Em setembro do ano passado, durante o lançamento da publicação online, os criadores da revista disseram que buscavam proteção na Primeira Emenda americana, que garante a liberdade de expressão nos EUA, para concretizar o projeto voltado ao público brasileiro. Ainda assim, os jornalistas sabiam que poderiam ser alvo de censura – como de fato aconteceu. "Mesmo com os três idealizadores do projeto fora do Brasil, a ameaça de censura existe", comentou na época Ernesto Lacombe, profetizando o que se materializaria meses depois.
Seja ou não Allan dos Santos o alvo do STF, o caso mostra, mais uma vez, que o tribunal há muito perdeu qualquer freio na hora de aplicar a censura às redes sociais. Os textos legais que deveriam basear todas as decisões da corte foram colocados de lado para dar lugar a errôneas interpretações, que subvertem as garantias legais indispensáveis para o exercício do Judiciário e corroem garantias fundamentais, como a liberdade de expressão e a liberdade de imprensa.
A Constituição Nacional, o mesmo texto que deveria orientar qualquer decisão do STF e de seus ministros, não deixa dúvida sobre a proteção à atividade da imprensa. O artigo 220 do documento determina que “a manifestação do pensamento, a criação, a expressão e a informação, sob qualquer forma, processo ou veículo, não sofrerão qualquer restrição”. Com o bloqueio às redes sociais da Revista Timeline, o STF está fazendo justamente isso: limitando o acesso e a divulgação dos conteúdos da publicação, que não se restringem às manifestações ou falas de Allan dos Santos. Mas como esperar outra coisa senão censura do STF, a mesma corte que violou a liberdade de expressão de milhões de brasileiros ao bloquear toda a rede social X no país, no período que antecedeu as eleições municipais do ano passado?
Ainda que alguma postagem ou matéria da Timeline pudesse ser alvo de contestação judicial – e isso pode ser feito de acordo com a legislação vigente – a censura prévia ao veículo pela suspensão de suas contas nas redes sociais não poderia ocorrer. Todo um caminho jurídico precisaria ser percorrido, garantindo o direito à legítima defesa, e aos recursos cabíveis para só então ser emitida uma decisão definitiva para a derrubada da postagem.
Se o alvo é Allan dos Santos, igualmente, seria necessário apontar qual crime foi cometido e direcionar as ações cabíveis a ele, não penalizar toda a publicação – e os leitores dela. Nem mesmo durante o período da ditadura militar, entre 1964 e 1985, o regime foi tão longe.

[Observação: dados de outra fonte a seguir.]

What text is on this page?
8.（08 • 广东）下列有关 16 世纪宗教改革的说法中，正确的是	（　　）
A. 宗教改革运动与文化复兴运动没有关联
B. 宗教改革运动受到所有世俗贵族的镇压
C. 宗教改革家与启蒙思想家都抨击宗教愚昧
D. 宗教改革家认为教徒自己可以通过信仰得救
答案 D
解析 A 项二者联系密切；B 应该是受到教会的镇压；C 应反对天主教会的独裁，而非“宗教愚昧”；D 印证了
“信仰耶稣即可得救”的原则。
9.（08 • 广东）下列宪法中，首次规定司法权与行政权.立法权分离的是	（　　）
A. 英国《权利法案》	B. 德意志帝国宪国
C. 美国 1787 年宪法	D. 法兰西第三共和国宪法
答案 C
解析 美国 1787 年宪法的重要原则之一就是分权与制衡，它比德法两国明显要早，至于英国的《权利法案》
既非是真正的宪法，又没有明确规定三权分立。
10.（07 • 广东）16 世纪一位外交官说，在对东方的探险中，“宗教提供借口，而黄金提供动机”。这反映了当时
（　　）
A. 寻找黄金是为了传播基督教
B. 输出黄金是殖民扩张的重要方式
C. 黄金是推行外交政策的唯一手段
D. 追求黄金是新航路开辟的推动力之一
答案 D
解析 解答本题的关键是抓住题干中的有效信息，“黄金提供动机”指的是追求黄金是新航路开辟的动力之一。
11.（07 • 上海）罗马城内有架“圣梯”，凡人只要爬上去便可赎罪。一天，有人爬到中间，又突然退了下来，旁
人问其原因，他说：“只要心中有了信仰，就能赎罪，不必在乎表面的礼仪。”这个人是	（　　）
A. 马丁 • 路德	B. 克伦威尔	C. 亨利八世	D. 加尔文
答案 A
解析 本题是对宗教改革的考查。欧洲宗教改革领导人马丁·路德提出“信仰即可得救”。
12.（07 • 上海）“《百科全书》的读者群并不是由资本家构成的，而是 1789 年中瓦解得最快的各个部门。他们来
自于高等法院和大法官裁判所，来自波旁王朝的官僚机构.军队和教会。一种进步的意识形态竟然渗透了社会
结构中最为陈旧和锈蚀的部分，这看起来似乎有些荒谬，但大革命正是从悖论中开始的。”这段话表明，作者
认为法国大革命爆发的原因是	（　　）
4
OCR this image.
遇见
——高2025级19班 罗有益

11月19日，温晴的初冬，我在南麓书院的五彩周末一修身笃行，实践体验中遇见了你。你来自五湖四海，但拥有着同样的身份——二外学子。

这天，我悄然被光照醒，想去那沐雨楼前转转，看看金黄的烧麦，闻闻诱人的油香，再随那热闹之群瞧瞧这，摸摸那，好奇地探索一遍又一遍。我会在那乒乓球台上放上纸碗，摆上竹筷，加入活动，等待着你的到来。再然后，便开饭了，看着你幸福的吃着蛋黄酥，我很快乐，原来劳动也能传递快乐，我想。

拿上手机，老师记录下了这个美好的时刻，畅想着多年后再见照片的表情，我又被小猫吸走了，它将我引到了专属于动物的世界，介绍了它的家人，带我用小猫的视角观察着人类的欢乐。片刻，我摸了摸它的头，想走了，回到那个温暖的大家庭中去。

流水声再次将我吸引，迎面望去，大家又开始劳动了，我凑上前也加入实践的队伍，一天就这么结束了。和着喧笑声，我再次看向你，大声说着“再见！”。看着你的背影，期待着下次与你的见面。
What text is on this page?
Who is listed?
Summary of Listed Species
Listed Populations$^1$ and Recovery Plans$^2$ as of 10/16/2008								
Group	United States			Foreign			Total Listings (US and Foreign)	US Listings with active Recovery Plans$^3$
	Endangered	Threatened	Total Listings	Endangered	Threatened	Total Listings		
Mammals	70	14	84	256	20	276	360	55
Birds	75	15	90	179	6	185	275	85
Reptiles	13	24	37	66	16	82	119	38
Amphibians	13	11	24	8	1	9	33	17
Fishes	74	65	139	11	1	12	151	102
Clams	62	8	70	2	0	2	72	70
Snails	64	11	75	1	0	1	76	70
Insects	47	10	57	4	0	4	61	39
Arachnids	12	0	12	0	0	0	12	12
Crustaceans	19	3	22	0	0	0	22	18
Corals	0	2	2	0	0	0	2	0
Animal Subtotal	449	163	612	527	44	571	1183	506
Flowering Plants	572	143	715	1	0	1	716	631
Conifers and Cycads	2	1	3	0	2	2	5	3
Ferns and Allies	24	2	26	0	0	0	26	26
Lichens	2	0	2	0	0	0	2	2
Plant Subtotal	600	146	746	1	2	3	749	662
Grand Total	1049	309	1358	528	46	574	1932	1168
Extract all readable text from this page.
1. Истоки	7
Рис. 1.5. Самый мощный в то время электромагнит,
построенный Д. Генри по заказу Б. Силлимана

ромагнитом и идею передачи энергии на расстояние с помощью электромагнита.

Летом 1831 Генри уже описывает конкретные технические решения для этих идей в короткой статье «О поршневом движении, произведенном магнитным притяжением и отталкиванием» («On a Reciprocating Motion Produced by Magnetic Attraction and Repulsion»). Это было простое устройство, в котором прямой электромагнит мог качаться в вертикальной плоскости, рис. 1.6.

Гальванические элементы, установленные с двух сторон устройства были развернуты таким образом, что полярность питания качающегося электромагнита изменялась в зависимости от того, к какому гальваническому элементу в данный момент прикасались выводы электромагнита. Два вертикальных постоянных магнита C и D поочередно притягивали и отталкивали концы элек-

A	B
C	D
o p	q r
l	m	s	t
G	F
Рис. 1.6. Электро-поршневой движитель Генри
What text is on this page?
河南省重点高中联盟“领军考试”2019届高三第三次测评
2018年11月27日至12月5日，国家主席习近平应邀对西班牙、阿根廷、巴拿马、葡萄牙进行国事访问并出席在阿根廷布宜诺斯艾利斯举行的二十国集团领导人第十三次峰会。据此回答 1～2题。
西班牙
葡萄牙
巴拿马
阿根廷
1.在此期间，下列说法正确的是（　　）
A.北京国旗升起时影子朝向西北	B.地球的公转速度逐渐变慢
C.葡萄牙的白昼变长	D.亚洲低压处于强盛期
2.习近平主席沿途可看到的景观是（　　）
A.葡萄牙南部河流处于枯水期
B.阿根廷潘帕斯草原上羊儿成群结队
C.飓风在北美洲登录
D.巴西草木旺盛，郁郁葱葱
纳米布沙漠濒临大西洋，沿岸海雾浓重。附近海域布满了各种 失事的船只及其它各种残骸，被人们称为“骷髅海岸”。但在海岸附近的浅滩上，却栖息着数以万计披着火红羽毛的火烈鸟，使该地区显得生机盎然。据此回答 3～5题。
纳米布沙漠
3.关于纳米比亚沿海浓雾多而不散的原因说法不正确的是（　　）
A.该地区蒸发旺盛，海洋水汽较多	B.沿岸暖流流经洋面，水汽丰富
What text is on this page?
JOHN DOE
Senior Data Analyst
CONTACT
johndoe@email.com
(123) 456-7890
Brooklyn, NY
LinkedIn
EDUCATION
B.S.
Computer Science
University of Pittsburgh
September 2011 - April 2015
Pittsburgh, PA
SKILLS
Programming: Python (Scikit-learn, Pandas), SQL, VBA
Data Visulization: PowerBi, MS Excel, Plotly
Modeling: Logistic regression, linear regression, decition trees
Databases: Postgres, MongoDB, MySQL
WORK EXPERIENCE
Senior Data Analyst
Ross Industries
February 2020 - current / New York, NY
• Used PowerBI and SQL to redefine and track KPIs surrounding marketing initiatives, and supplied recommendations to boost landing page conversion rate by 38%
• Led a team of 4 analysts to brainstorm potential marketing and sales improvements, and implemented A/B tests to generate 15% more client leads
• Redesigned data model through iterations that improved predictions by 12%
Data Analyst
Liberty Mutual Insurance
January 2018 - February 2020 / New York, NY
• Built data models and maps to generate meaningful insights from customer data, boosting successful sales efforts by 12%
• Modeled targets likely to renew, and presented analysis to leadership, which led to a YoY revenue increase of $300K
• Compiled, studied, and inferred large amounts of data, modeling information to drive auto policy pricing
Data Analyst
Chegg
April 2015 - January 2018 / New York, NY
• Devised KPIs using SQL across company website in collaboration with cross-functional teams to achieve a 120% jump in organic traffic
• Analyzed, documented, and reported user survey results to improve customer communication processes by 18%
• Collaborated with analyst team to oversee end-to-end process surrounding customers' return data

Não cabe ao STF decidir quais revistas – jornais, redes de rádio ou qualquer outro veículo de comunicação – podem ou não divulgar seu conteúdo nas redes sociais.
Além da censura em si, aberração que, infelizmente, parece sorrateiramente normalizada pela mais alta corte brasileira, um precedente perigosíssimo se esconde na decisão de bloquear as redes sociais da Revista Timeline: o de que o STF pode, a qualquer momento, derrubar as contas nas redes sociais de um veículo inteiro de comunicação, sem apresentar justificativas, nem apontar quais crimes foram cometidos, sem direito à defesa ou ao contraditório. Ou, ainda, que os veículos de comunicação não podem ter entre seus colaboradores ou criadores de conteúdo qualquer um que esteja na mira do STF, sem correr o risco de receberem também um alvo nas costas.
A cada avanço da censura – seja direta ou disfarçada de regulamentação – é o Brasil que se afasta de uma democracia plena, aproximando-se perigosamente das distopias orwellianas. A sociedade brasileira – o povo, os políticos, a imprensa – não pode continuar catatônica, incapaz de perceber os perigos da normalização da censura e do cerceamento das liberdades. É preciso acordar o quanto antes desse pesadelo.